LS SUIVIRENT LA VOITURE DES HOOLIGANS, une Citroën bleu marine, traversèrent le centre-ville pour gagner les faubourgs est et bientôt s’enfoncer dans la campagne. Au bout de six kilomètres, ils s’arrêtèrent dans une bourgade, celle-ci quatre fois plus petite que Söderhamn. « Forsbacka », déchiffra Brian en regardant sa carte. La Citroën quitta la route principale, puis vira plusieurs fois avant de s’engager dans l’allée d’une maison vert menthe, avec un étage en retrait. Dominic passa devant, prit à droite au prochain carrefour et s’arrêta au bord de la route, sous un arbre. Par la lunette arrière, ils apercevaient l’entrée de la maison. Les types étaient déjà sous le porche. L’un d’eux frappa à la porte. Trente secondes plus tard, la lampe du porche s’alluma et la porte s’ouvrit.

« Qu’est-ce que t’en penses ? On entre ou on attend ? demanda Dominic.

– On attend. Si c’est Rolf, il a été assez futé pour rester planqué une semaine. Il ne va pas jaillir comme ça avant d’y avoir mûrement réfléchi. »

 

Au bout de vingt minutes, la porte d’entrée se rouvrit et les deux hommes émergèrent. Ils remontèrent dans la Citroën, démarrèrent, s’éloignèrent. Brian et Dominic attendirent que les feux arrière aient disparu au coin de la rue, descendirent, traversèrent la chaussée et se dirigèrent vers la maison. Une haie touffue de lilas séparait le pavillon de ses voisins. Ils suivirent la haie, passèrent devant deux fenêtres obscures, pour arriver devant un garage séparé qu’ils contournèrent pour découvrir l’arrière de la maison : une porte flanquée de deux fenêtres. Une était éclairée. Sous leurs yeux, un homme passa devant l’ouverture et s’arrêta face à un placard de cuisine qu’il ouvrit, puis referma. Dix secondes plus tard, l’homme émergea, lesté d’une valise. Brian et Dominic se planquèrent. La porte latérale du garage s’ouvrit, suivit un bruit de portière qu’on ouvre et qu’on referme.
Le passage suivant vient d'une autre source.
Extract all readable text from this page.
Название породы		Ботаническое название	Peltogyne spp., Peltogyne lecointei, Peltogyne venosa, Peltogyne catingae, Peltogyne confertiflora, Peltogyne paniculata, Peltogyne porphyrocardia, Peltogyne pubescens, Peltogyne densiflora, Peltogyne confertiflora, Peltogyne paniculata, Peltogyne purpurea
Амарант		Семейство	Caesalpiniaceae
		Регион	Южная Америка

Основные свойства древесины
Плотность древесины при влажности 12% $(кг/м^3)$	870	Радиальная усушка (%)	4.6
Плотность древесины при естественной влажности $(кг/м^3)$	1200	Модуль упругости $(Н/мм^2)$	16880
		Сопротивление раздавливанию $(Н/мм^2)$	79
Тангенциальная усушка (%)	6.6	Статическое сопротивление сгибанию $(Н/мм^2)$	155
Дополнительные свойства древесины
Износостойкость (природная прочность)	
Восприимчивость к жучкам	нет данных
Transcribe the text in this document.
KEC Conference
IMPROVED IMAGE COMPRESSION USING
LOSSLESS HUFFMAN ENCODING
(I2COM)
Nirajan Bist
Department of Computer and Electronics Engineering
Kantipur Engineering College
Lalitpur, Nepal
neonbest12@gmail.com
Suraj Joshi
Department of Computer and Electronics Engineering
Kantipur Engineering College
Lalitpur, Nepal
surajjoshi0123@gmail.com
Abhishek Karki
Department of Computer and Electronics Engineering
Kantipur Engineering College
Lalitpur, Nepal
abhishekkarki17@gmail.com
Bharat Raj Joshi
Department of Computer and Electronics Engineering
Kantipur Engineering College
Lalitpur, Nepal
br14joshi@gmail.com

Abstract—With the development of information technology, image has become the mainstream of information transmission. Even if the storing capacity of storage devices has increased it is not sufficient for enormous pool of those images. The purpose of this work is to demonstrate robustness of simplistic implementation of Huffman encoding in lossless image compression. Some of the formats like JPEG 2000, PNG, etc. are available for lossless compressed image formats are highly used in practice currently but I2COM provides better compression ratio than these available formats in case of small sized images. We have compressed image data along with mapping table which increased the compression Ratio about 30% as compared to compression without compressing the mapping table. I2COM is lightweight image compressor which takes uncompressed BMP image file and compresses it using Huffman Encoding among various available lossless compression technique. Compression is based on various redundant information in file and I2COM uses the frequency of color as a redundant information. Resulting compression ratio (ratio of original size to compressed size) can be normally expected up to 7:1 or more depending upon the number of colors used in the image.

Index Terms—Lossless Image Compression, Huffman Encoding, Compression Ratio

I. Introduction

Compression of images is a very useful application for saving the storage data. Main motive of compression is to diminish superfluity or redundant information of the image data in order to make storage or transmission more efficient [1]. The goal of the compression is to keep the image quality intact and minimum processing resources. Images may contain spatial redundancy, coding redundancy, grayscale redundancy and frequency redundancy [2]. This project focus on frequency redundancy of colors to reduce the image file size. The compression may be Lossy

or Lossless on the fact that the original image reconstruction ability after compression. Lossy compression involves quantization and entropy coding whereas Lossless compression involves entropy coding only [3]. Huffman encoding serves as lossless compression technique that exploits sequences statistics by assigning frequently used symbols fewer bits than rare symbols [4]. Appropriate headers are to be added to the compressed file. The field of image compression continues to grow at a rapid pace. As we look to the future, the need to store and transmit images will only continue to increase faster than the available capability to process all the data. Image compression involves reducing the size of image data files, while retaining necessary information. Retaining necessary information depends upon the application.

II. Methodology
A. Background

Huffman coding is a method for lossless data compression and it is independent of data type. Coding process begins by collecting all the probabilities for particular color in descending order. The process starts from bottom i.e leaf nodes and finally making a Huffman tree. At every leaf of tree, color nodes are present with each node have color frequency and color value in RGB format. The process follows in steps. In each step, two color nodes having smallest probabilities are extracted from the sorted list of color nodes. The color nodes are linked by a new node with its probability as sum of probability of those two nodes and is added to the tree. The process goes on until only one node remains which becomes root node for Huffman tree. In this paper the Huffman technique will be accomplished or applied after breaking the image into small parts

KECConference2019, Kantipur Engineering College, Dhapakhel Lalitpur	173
La porte du garage fut rabattue, puis la porte arrière de la maison se referma en claquant.

« Il s’apprête à prendre la route. Mieux vaut supposer qu’Anton est un supporter de foot comme ses copains.

– Je pensais la même chose. Je doute qu’il soit armé – les lois suédoises sont assez strictes de ce côté – mais deux précautions valent mieux qu’une. On lui saute sur le paletot et on l’immobilise.

– D’accord. »

 

Ils prirent position de part et d’autre de la porte arrière de la maison et attendirent. Cinq minutes s’écoulèrent. Ils entendaient l’homme s’affairer à l’intérieur. Brian ouvrit la porte de la moustiquaire, puis essaya le bouton de la porte principale. Elle n’était pas verrouillée. Il se retourna vers Dominic, hocha la tête, puis tourna le bouton, entrouvrit le battant, s’arrêta. Attendit. Rien. Brian entra et tint la porte pour son frère qui le suivit.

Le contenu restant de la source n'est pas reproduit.